Thursday, December 19, 2019

Featured on Etsy - What Does It Mean?

So you see these stores getting featured on Etsy and you wonder if that transforms your store into a roaring success? I've wondered the same thing, I presume anyone who gets big exposure on Etsy through one of their promotions must be killing it from all the attention. Then I became one of those stores and have seen things from the other side. I thought I'd share my adventure for other sellers who assume it's champagne and caviar dreams after Etsy features your store.

First, I should specify that my store was not profiled as one of these sellers who get a big spread on the site with details about my process and glossy photos of my loft-style workspace. They did interview me for a possible feature like that but ultimately didn't move forward with my store. I presume my story wasn't interesting enough or my house wasn't photogenic enough, I never got a follow-up on that idea.

However, my store was selected to be featured in a nationally televised commercial campaign for the Holiday 2019 shopping season. In my mind this should be even more lucrative than a write-up on the Etsy site. They are buying ad space on prime time television and my store's name will be splashed across the screen hundreds or thousands of times. Surely this will translate to mega sales right?

The whole thing started back in July. We sold two of our vintage travel bars in two different Etsy stores. Shortly after that we got a message from one of the buyers that our item would be featured in a commercial for the holiday season. They messaged occasionally to give us additional information, asked for head shots and other stuff like that. In early November they sent us a link to the ad and told us it would start running soon.

We actually saw one of the ads on television, but what I learned later is they made 3 different ads and they were all in shared rotation. So my ad was only playing maybe 30% of the times that an Etsy spot was aired. Also, the ad runs about 20 seconds and my product was in maybe 5 seconds of the ad. My picture and store name is up for 3 of those 5 seconds. So it's a pretty small part of the overall advertising campaign.

We were told that we would see a possible 150% spike in traffic to our store. We never noticed any traffic increase we could attribute to the ads. Obviously holiday traffic did increase between Black Friday and mid December but nothing we could clearly tie to the ad itself. We were told that our store would also be included in posts on the Etsy site but we never found a link nor did we see anything in the traffic logs to indicate an Etsy link to our store. For the most part our traffic is quite similar to what we saw last holiday season. Perhaps an increase of 10-20% but certainly nothing like 150%.

The only real change we could see is that people were buying the travel bar from the ad. They told me to stock up so I scoured for 6 months and managed to get 7 of them in advance of Christmas (a minor miracle for any single vintage item). I recycled the same listing that Etsy told me they were pointing to and each time that travel bar would sell in a day or two. I had a backup travel bar in another listing and that one did not sell quickly but eventually a smart shopper searched my shop and found it. The main win from this campaign was people buying the travel bars I had stockpiled. But I didn't see any meaningful uptick in overall sales to my store.

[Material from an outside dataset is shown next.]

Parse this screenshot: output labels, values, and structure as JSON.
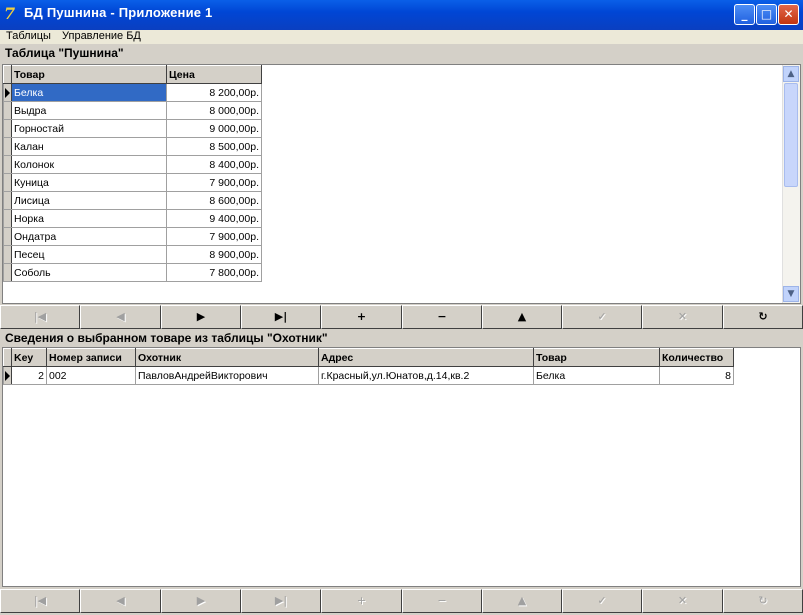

Now that it's over, I can't really quantify what this exposure got me. In past seasons I've had "hot" items in my store and I would easily sell 1-2 per week during the holiday shopping window, which is equivalent to the 7 travel bar sales we got. I can't say with any certainly that I wouldn't have sold those travel bars without Etsy's help because travel bars sell well anytime I have one in the store. Even if I attribute those sales to the campaign, it definitely wasn't the spike they suggested our store would experience.

For a hand-crafted store I could see this being a meaningful boost if you're in a position to crank out hundreds of the featured product leading into the holidays. For a vintage store, we just can't source that many of any single item to leverage the exposure. I'm lucky if I have 2-3 of the same item in my store at the same time. I actually felt bad for the other vintage seller in the campaign, I'm pretty sure the product they featured for her was not something she could get more of. The take-away is that getting a product featured in an Etsy commercial will get you a boost in sales for that product. Shoppers do not seem to browse through other great items in your store or purchase anything else.

I hope this information helps temper expectations for future Etsy sellers who do not know what might happen during an ad campaign. I'm not sure what I could have done differently in terms of prepping, but I would have liked to know just to manage my stress if nothing else.

Feel free to share you own experiences in the comments!